Demand for crude from the Organization of Petroleum Exporting Countries may fall to a 14-year low of 28.2 million barrels a day in 2017, according to the group’s annual World Oil Outlook. That’s 600,000 a day less than last year’s report and 800,000 below the amount required this year. OPEC lowered every forecast for its crude through 2035 except next year, which will be higher than previously predicted. Still, Secretary-General Abdalla El-Badri predicted prices will rebound next year.

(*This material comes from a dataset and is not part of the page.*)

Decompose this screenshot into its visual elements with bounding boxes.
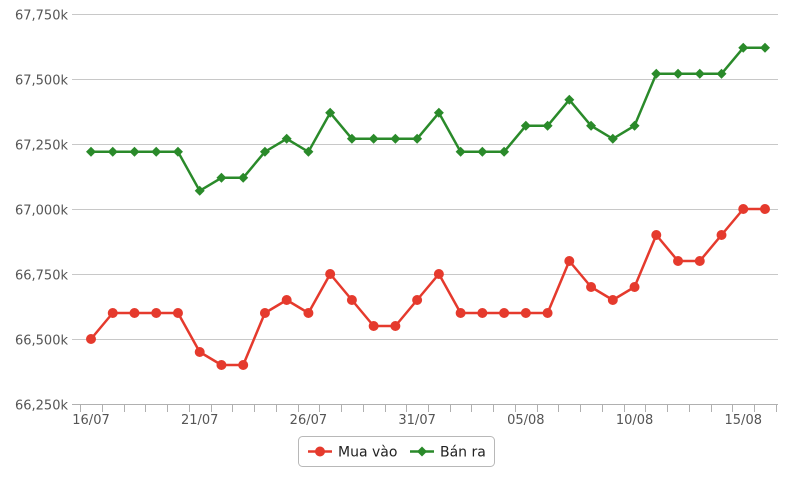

The group’s members face mounting competition in the U.S., where technological breakthroughs — hydraulic fracturing and horizontal drilling — have caused a surge in domestic production. Oil prices slumped into a bear market last month amid speculation OPEC won’t do enough to tackle a glut when it meets on Nov. 27 to discuss output.
“It does not necessarily mean that OPEC is seeing its influence wane,” Harry Tchilinguirian, head of commodity markets at BNP Paribas SA, said by e-mail. “OPEC will still retain a sufficiently large share of the market to influence it with the additional barrel it either puts on or subtracts.”